Week-end d’intégration, un terrain glissant

  • A
  • A
Week-end d’intégration, un terrain glissant
@ MAXPPP
Partagez sur :

Le possible viol d’une étudiante montre les failles des fêtes d’intégration des grandes écoles.

Les voyages d’intégrations sont une tradition dans les écoles d’ingénieurs et de commerce, l’occasion d’accueillir les nouvelles promotions. Bien que ces rassemblements occasionnent des dérapages, mettant en cause l'alcool consommé, et la sécurité fait souvent défaut, comme l’a prouvé les soupçons de viol d’une étudiante, dans la nuit de samedi à dimanche, à Grasse.

L’agression aurait eu lieu dans l’un des bâtiments du Belambra-clubs VVF de Clavary, à Grasse. “Aux environs de 4 heures du matin, une jeune étudiante a été retrouvée à demi dénudée et en état de choc par des secouristes de la sécurité civile. Elle avait de toute évidence absorbé beaucoup d’alcool. Les premières constatations médicales montrent qu'il y a bien eu au moins une relation sexuelle. Des analyses toxicologiques sont en cours pour savoir notamment si la jeune fille était sous l'emprise d'une drogue.

Une sécurité défaillante

Cette affaire met en exergue les limites de la sécurité au cours de ces week-ends d’intégration. L’agression aurait eu lieu sur un village vacances, “un peu en retrait de la ville, dans les pinèdes, avec des bungalows éparpillés sur une surface de plusieurs hectares. Dès qu’on sort des zones communes, il y a peu d’éclairage. Si tu n’as pas d’amis à tes côtés, tout peut se passer “, témoigne Robin Nocella.

En 2005, il était membre du Bureau des étudiants (BDE) de l’Ecole de Commerce de Toulouse et avait organisé le week-end d’intégration dans le même village vacance. Le BDE avait alors contacté une agence de sécurité pour dépêcher sur place 4 ou 5 agents de sécurité, accompagné par des élèves de l'école.

“Ils sont livrés à eux-mêmes“

Mais tous ne prennent pas les mêmes précautions, et certaines écoles de moindre taille ne prévoient aucun dispositif de sécurité, bien que ces soirées rassemblent entre 200 et 800 étudiants.

“On fait de la pédagogie active, mais sur la sécurité elle-même, ils sont livrés à eux-mêmes“, reconnaît Benjamin Dahan, président de la Fédération française des bureaux d’étudiants (FFBDE). “Le BDE doit prévoir cet aspect-là, mais ils ont la croyance de pouvoir tout gérer“, précise-t-il.

“Les écoles gèrent les week-end d’intégration comme elles le veulent. Rarement sur place, la direction demande à être tenue informée par le BDE avec un coup de téléphone toutes les 3 heures“, confirme Pierre Aliphat, délégué général de la Conférence des Grandes Ecoles (CGE). “Ce n’est pas à la conférence d’édicter des règles de droit. Il y a une loi (interdisant le bizutage) et tous les établissements se doivent de la respecter “.

Le BDE peut être poursuivi

“Les écoles en font pas de pédagogie sur cet aspect-là“, accuse Benjamin Dahan. “Après un reportage de M6, les écoles se sont organisées, mais la conférence des grandes écoles ne l’a jamais mis à l’ordre du jour en réunion. Il y a un peu d’hypocrisie“, poursuit-il.

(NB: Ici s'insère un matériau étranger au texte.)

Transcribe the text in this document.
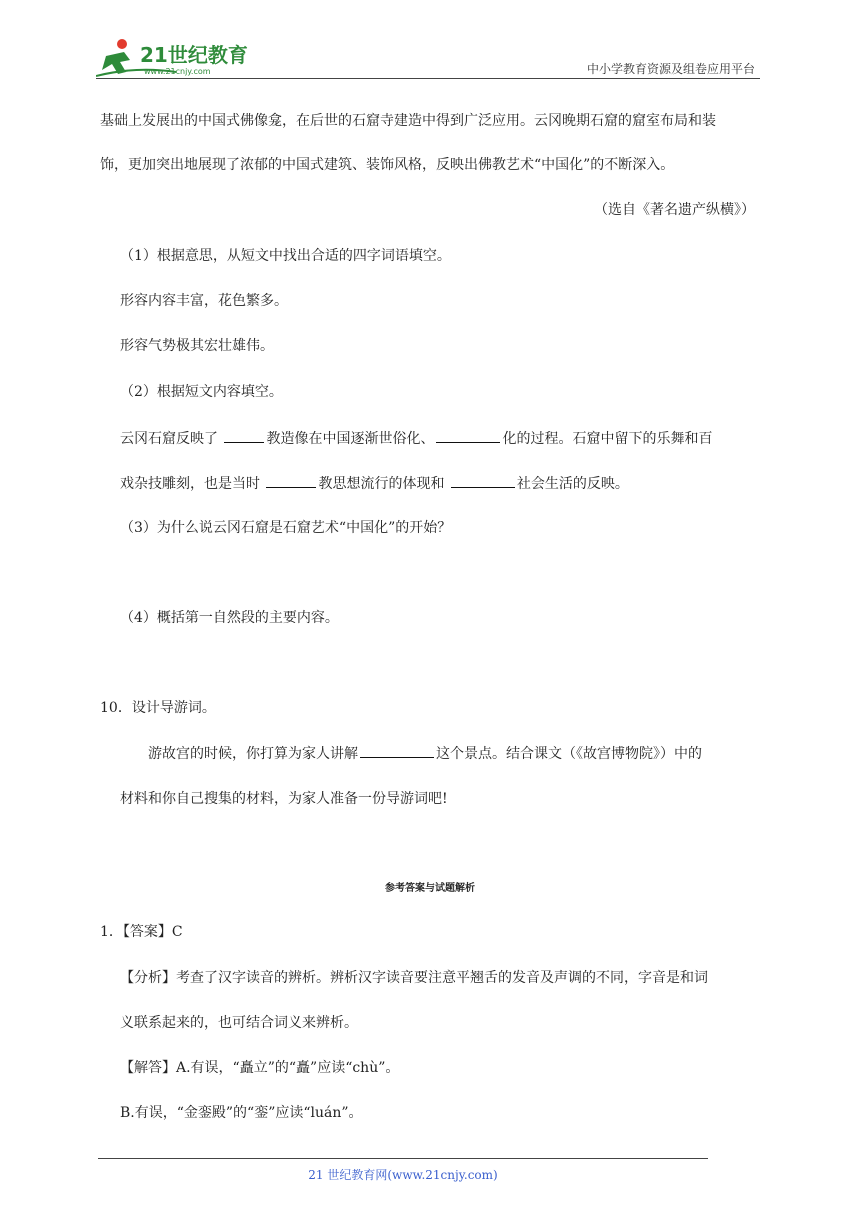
21世纪教育
www.21cnjy.com	中小学教育资源及组卷应用平台
基础上发展出的中国式佛像龛，在后世的石窟寺建造中得到广泛应用。云冈晚期石窟的窟室布局和装
饰，更加突出地展现了浓郁的中国式建筑、装饰风格，反映出佛教艺术“中国化”的不断深入。
（选自《著名遗产纵横》）
（1）根据意思，从短文中找出合适的四字词语填空。
形容内容丰富，花色繁多。
形容气势极其宏壮雄伟。
（2）根据短文内容填空。
云冈石窟反映了	教造像在中国逐渐世俗化、	化的过程。石窟中留下的乐舞和百
戏杂技雕刻，也是当时	教思想流行的体现和	社会生活的反映。
（3）为什么说云冈石窟是石窟艺术“中国化”的开始？
（4）概括第一自然段的主要内容。
10．设计导游词。
游故宫的时候，你打算为家人讲解	这个景点。结合课文（《故宫博物院》）中的
材料和你自己搜集的材料，为家人准备一份导游词吧!
参考答案与试题解析
1．【答案】C
【分析】考查了汉字读音的辨析。辨析汉字读音要注意平翘舌的发音及声调的不同，字音是和词
义联系起来的，也可结合词义来辨析。
【解答】A.有误，“矗立”的“矗”应读“chù”。
B.有误，“金銮殿”的“銮”应读“luán”。
21 世纪教育网(www.21cnjy.com)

Or, en cas de dérapage, les membres du BDE peuvent être poursuivis en justice, un scénario que les étudiants ignorent souvent. “S’il est stipulé dans le contrat que le BDE est responsable, il peut être poursuivi par les parents de l’élève“, confirme le président de la FFBDE.

Outre la mise en place d’un véritable dispositif de sécurité, les BDE doivent donc prendre leur propre assurance, qui couvre toute l’équipe et les évènements organisés à l’extérieur des écoles. L’ICN de Nancy, dont est issue la victime du viol, avait-il prévu de tels garde-fous ? La direction de l’école n’a pas encore souhaité répondre, mais le BDE avait mobilisé 5 agents de sécurité, une équipe de pompiers et affirme avoir prévu une équipe de 36 étudiants pour encadrer la fête.

Une mission en cours

Suite à ce fait divers, la ministre de l'Enseignement supérieur, Valérie Pécresse, a demandé une mission sur les actions pouvant être conduites pour "protéger les étudiants des dérives" liées aux week-ends d'intégration. Elle a demandé "à la rectrice de Limoges, Martine Daoust, professeur de pharmacie, de conduire une mission de réflexion sur l'ensemble des actions pouvant êtres conduites afin de protéger les étudiants de toutes les dérives qu'occasionnent ce type de rassemblement".